When I signed up to go to Hume, I was going in the hopes of running; running from myself. As I hastily ran from the problems and follies I had caused, I ran straight into God. This past year... these past couple of years, have been a huge trial. I made the decision to accept Christ into my heart a year ago, but I never followed through with my vow. Such betrayal is sickening. God has continually showed me love, forgiveness, and grace, yet I flirted with temptation and kissed death right on the lips, throwing everything God gave me right back in his face.

Yes, this past week I escaped- escaped from all the lies I allowed the world to feed me, and was forced to truely see myself. God gave me this week to reflect of who I have been and who I should be... what I am capable of achieving. As I sat in the small coffee shop, Hume Bean, with God's glory surrounding me, I jumped off the cliff I was trapped on and fell through my sick mind. Spiraling through my thoughts, I was able to truely see who I was and what a fake I have been.

This whole time, I have been playing at a masquerade ball, dancing with deception and hiding behind a captivating dress of falseness. All this time, I allowed myself to believe that the mask I was wearing could hide my troubles and mess ups.

I was drowning in the ocean of my own mendacity. The waves came crashing down, and I was to tired to continue to swim under the crashing waves of my falsehood. I was chocking on my own dishonesty.

The clock struck twelve, and Cinderella was expossed as the soiled maid she truely was. As my mask fell from my face and shattered on the door, the waves stopped tossing and the storm calmed.

How is it that something that appears to be so easy is incredibly difficult? All God was asking me to do was admitt to my denial and trust Him.. He just wanted to see me as I truely am... no more lies. I had gotten so used to watching history repeat itself. I was so used to allowing myself to get hurt that I could not see the true beauty that was stairing me in the face.

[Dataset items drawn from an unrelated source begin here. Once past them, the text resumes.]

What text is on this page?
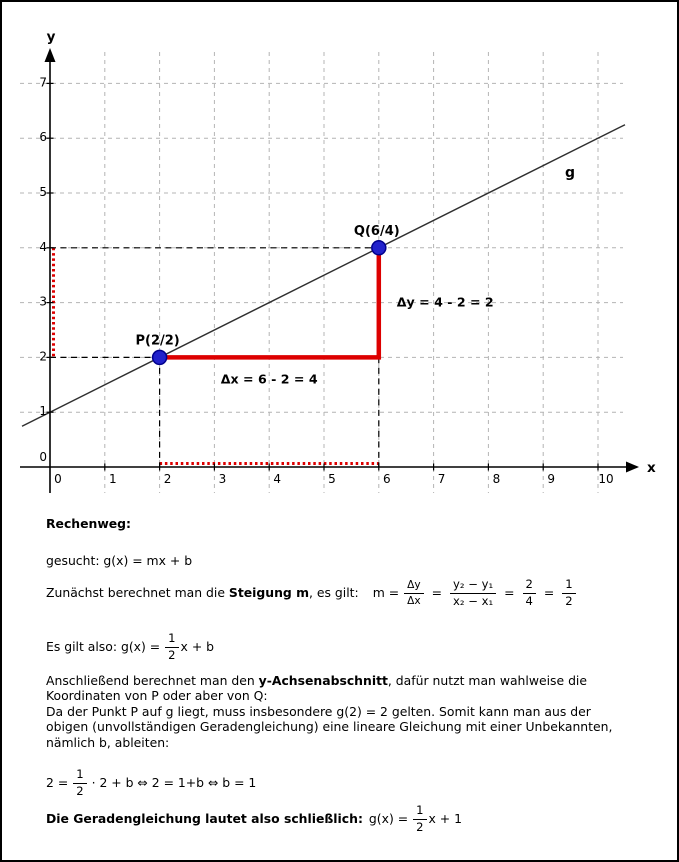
x
y
0	1	2	3	4	5	6	7	8	9	10
0
1
2
3
4
5
6
7
Δy = 4 - 2 = 2
Δx = 6 - 2 = 4
g
P(2/2)
Q(6/4)
Rechenweg:
gesucht: g(x) = mx + b
Zunächst berechnet man die Steigung m , es gilt: $m = \frac{\Delta y}{\Delta x} = \frac{\text{y₂ − y₁}}{\text{x₂ − x₁}} = \frac{2}{4} = \frac{1}{2}$
Es gilt also: $g(x) = \frac{1}{2}$ x + b
Anschließend berechnet man den y-Achsenabschnitt, dafür nutzt man wahlweise die
Koordinaten von P oder aber von Q:
Da der Punkt P auf g liegt, muss insbesondere g(2) = 2 gelten. Somit kann man aus der
obigen (unvollständigen Geradengleichung) eine lineare Gleichung mit einer Unbekannten,
nämlich b, ableiten:
$2 = \frac{1}{2} \cdot 2 + b$ ⇔ 2 = 1+b ⇔ b = 1
Die Geradengleichung lautet also schließlich: $g(x) = \frac{1}{2}$ x + 1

Up at Hume, I met God face to face... without my mask to hide the true repulsiveness that I am. In his eyes, I found the back door to the universe, and saw truth in the constellation of His heart.

All God wanted was me... He wanted me. Even with all my filth, sins, and confusion, God wanted to love me. So God, I come. Take me. All of me. I want to be Yours... and only yours. I come empty handed and broken. But Father God, I trust You. I want Your love to be enough. Jesus... You are enough. You are.